All functionality is contained within the 'Wordmesh' class.

```python
from wordmesh import Wordmesh

#Create a Wordmesh object by passing the constructor the text that you wish to summarize
with open('sample.txt', 'r') as f:
text = f.read()
wm = Wordmesh(text)

#Save the plot
wm.save_as_html(filename='my-wordmesh.html')
#You can now open it in the browser, and subsequently save it in jpeg format if required

#If you are using a jupyter notebook, you can plot it inline
wm.plot()
```
The Wordmesh object offers 3 'set' methods which can be used to set the fontsize, fontcolor and the clustering criteria. **Check the inline documentation for details**.

```python
wm.set_fontsize(by='scores')
wm.set_fontcolor(by='random')
wm.set_clustering_criteria(by='meaning')
```

You can access keywords, pos_tags, keyword scores and other important features of the text. These may be used to set custom visualization parameters.

```python
print(wm.keywords, wm.pos_tags, wm.scores)

#set NOUNs to red and all else to green
f = lambda x: (200,0,0) if (x=='NOUN') else (0,200,0)
colors = list(map(f, wm.pos_tags))

wm.set_fontcolor(custom_colors=colors)
```

For more examples check out [this](examples/examples.ipynb) notebook.

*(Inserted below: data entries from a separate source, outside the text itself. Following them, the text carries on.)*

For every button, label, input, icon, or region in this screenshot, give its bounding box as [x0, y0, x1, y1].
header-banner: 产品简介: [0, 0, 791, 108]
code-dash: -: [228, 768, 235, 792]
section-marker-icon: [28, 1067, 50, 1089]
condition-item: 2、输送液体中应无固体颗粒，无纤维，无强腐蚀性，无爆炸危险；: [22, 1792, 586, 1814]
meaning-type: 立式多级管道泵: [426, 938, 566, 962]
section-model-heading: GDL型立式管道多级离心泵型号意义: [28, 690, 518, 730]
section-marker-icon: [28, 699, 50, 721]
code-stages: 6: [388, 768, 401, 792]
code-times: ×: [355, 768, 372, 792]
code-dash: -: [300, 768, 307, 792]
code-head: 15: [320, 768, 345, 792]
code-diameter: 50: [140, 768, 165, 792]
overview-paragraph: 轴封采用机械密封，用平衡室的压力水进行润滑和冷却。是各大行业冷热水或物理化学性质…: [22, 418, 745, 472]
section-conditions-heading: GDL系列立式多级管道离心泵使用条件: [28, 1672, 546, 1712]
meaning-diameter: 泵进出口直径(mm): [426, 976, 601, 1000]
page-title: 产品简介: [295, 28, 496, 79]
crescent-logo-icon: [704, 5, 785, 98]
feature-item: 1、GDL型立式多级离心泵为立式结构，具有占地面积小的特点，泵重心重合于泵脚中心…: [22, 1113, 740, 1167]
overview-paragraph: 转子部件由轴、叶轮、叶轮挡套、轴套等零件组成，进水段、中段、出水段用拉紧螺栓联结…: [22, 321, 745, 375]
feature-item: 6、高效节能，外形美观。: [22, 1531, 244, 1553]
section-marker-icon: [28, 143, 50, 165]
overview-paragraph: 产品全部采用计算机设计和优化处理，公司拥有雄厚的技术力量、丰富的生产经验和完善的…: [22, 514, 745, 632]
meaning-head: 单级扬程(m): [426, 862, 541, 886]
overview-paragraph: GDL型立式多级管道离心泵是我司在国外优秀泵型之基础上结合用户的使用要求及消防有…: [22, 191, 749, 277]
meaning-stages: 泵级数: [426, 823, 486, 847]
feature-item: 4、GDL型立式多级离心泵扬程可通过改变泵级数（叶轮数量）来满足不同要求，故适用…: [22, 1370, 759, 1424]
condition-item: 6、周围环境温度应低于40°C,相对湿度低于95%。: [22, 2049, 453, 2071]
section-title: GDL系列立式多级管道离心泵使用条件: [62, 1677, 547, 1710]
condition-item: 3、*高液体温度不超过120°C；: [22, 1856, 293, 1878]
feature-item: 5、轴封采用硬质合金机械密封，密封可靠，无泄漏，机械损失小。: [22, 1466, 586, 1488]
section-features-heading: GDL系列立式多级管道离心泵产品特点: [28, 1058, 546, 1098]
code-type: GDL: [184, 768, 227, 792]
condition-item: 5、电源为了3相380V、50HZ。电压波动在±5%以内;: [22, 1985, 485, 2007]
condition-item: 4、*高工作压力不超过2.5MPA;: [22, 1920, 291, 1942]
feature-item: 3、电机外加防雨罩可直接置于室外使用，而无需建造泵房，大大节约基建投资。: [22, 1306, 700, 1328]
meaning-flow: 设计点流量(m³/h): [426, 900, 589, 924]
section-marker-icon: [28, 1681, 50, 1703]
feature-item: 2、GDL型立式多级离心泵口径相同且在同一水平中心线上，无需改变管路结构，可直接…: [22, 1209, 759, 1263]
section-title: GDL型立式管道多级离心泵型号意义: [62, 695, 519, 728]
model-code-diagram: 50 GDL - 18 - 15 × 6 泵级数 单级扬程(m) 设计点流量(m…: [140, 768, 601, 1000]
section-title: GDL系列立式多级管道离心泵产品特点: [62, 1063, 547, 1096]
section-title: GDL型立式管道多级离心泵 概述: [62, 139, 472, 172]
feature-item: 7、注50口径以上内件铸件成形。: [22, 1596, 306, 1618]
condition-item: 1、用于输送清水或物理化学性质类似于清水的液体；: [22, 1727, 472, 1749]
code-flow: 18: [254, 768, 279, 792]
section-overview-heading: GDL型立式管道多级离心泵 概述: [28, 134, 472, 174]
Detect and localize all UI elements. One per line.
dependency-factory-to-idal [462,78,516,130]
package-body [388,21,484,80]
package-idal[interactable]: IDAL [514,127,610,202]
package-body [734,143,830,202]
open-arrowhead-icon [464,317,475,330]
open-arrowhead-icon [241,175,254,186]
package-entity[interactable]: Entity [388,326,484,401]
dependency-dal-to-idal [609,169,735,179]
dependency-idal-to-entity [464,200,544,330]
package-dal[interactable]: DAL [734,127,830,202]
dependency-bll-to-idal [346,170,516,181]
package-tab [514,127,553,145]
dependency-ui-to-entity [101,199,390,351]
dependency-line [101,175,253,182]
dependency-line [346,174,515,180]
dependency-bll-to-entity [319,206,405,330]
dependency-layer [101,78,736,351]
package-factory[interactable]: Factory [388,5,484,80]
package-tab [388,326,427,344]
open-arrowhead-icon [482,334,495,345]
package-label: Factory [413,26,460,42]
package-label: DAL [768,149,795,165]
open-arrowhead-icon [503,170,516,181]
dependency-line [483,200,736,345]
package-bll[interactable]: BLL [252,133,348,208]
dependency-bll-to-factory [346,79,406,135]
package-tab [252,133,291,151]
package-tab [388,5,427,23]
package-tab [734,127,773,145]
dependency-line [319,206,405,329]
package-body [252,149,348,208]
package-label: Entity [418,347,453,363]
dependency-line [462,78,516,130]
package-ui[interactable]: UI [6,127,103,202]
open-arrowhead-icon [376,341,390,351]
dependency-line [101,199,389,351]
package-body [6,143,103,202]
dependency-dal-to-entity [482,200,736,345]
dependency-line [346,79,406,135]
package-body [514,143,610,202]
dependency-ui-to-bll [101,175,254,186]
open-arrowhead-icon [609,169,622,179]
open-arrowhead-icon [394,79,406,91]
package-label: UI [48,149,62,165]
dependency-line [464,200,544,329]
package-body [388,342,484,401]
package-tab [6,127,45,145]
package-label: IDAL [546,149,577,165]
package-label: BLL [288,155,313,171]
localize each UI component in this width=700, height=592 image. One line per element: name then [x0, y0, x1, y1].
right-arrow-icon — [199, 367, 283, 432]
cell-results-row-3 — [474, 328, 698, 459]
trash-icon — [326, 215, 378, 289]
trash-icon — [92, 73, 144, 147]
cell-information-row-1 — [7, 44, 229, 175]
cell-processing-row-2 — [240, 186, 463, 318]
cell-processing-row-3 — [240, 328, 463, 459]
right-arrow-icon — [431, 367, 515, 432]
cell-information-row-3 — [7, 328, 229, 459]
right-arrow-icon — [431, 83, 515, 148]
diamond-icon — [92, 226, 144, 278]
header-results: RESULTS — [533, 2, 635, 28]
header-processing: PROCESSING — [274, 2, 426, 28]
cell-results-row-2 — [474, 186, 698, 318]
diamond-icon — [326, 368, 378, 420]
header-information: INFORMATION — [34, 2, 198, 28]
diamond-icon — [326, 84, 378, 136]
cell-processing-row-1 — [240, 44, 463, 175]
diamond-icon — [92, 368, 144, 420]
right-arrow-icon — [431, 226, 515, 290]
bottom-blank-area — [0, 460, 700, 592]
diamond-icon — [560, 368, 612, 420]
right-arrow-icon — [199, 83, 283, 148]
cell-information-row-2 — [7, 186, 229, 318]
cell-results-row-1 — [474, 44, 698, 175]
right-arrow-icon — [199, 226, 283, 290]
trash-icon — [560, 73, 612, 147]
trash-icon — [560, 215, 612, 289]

If you are working with text which is composed of various labelled sections (e.g. a conversation transcript), the LabelledWordmesh class (which inherits from Wordmesh) can be useful if you wish to treat those sections separately. Check out [this](examples/examples_labelled.ipynb) notebook for an example.

## Notes

- The code isn't optimized to work on large chunks of text. So be wary of the memory usage while processing text with >100,000 characters.
- Currently, [Plotly](https://plot.ly/) is being used as the visualization backend. However, if you wish to use another tool, you can use the positions of the keywords, and the size of their bounding boxes, which are available as Wordmesh object attributes. These can be used to render the words using a tool of your choice.
- As of now, POS based filtering, and multi-gram extraction cannot be done when using graph based extraction algorithms. This is due to some problems with underlying libraries which will hopefully be fixed in the future.
- Even though you have the option of choosing 'TSNE' as the clustering algorithm, I would advise against it since it still needs to be tested thoroughly.